To examine factors associated with ever use of alcohol among Mexican origin youth.
Using a prospective study design, we followed 1053 Mexican origin adolescents. Participants completed two surveys in their homes and three follow-up telephone interviews, every six to eight months, in between. The second home survey was completed 30 months (SD=4.8 months) after baseline. Acculturation, subjective social status, and family cohesion were assessed at baseline and final home visit. Ever drinking, risk behaviors, and sensation seeking tendencies were assessed at the final home visit only.
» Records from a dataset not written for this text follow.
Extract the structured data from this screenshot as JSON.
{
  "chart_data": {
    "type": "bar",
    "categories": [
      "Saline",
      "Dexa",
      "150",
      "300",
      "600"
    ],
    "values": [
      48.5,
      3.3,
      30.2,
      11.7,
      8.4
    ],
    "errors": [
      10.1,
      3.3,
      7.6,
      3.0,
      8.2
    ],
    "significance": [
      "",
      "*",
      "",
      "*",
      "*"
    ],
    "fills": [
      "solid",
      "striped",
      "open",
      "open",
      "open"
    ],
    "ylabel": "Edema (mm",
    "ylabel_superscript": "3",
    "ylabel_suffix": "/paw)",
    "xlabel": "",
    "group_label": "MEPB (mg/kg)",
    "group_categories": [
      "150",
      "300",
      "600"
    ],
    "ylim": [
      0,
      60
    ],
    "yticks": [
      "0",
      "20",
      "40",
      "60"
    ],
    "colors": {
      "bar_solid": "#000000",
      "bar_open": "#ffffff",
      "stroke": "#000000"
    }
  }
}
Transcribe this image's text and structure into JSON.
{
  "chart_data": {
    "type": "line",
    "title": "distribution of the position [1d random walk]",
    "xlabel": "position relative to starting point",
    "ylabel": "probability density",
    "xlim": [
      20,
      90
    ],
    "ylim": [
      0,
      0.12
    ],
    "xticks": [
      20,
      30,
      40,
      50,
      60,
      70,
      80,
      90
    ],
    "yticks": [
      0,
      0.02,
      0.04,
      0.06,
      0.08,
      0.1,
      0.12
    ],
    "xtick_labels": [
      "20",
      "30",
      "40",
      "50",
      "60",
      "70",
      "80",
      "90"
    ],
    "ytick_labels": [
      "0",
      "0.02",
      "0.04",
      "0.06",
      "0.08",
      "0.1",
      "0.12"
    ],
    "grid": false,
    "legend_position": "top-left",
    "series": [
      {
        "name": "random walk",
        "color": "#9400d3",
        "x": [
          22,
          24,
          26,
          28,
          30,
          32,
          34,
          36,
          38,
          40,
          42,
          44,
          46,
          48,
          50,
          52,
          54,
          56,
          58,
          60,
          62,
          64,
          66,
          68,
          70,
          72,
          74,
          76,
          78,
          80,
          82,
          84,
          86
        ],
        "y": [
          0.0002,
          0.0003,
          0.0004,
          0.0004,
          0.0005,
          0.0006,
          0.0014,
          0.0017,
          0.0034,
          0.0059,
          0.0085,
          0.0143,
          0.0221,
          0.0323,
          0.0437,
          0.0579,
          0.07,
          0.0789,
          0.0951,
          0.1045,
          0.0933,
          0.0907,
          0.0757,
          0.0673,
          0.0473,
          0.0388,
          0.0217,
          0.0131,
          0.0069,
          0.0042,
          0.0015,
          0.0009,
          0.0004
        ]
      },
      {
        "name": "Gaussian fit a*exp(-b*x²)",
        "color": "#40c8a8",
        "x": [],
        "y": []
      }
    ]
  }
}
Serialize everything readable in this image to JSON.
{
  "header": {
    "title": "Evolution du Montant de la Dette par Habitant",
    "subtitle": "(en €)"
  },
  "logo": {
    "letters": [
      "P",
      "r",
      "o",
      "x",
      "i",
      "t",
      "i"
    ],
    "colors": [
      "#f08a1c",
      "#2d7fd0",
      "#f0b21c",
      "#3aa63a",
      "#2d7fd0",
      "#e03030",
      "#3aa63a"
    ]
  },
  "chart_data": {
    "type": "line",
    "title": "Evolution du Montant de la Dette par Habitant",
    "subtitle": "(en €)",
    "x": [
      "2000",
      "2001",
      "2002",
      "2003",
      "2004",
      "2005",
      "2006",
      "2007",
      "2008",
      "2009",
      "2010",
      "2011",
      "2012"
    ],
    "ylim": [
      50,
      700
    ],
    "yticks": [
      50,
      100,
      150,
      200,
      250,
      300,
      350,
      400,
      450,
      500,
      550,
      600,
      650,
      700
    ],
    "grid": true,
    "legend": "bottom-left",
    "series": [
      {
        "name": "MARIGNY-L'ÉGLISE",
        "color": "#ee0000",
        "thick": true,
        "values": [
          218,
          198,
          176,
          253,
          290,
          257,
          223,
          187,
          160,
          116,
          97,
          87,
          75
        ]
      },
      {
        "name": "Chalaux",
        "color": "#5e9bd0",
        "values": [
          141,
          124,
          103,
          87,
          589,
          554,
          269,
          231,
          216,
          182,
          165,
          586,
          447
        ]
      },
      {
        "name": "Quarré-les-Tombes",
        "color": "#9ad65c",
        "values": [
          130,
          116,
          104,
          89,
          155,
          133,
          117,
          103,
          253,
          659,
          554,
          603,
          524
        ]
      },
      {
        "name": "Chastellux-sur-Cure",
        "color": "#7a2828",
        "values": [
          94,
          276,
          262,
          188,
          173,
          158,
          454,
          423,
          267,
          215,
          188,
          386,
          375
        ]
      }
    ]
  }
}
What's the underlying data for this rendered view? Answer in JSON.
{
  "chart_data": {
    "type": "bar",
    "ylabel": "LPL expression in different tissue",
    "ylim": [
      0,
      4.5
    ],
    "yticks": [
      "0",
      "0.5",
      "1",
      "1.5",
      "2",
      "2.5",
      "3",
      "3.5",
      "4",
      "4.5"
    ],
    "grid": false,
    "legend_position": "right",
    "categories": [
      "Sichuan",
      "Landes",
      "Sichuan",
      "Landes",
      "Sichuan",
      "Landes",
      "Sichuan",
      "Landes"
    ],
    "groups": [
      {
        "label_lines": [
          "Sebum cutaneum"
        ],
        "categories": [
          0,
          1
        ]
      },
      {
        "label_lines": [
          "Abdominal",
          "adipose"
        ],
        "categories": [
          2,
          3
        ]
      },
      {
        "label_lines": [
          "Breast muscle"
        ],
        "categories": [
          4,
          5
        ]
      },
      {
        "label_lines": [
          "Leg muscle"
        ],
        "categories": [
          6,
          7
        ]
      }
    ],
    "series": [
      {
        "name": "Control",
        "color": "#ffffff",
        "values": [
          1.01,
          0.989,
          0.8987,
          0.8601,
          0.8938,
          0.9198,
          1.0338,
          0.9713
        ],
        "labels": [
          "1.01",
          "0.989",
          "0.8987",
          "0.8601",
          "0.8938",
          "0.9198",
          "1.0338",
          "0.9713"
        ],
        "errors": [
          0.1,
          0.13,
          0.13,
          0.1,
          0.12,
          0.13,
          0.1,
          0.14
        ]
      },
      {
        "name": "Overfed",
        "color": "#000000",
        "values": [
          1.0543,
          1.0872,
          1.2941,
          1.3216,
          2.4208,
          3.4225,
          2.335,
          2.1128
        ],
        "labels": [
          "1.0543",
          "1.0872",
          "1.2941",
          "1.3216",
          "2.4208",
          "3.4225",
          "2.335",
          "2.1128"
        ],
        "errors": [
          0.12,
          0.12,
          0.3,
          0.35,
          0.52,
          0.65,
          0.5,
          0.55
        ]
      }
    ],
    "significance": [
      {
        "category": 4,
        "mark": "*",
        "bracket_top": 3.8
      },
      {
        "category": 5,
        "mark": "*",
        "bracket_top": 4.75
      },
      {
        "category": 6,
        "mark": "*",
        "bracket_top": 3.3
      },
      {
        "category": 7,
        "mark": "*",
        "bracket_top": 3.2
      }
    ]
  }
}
Overall, 30% of the study participants reported ever drinking alcohol. Multivariate models revealed that being female, increasing age, lower levels of acculturation, family cohesion and subjective social status, higher sensation seeking tendencies and concomitantly engaging in three or four other risk behaviors were associated with ever drinking. Also, social disinhibition, an aspect of sensation seeking, mediated the relationship between engaging in other risk behaviors and alcohol use. This is consistent with previous research, suggesting that social disinhibition is a common factor that underlies the use of alcohol, tobacco, illicit drugs, and other problem behaviors.
The results of this study support taking a family-based approach to prevention that includes discussion of other risk behaviors, especially smoking, among Mexican origin youth. In addition, tailoring programs by gender, directly addressing both how changes in social norms resulting from acculturation can impact a youth’s decision to drink alcohol and underlying gender-based differences in why youth drink could improve the efficacy of preventive interventions.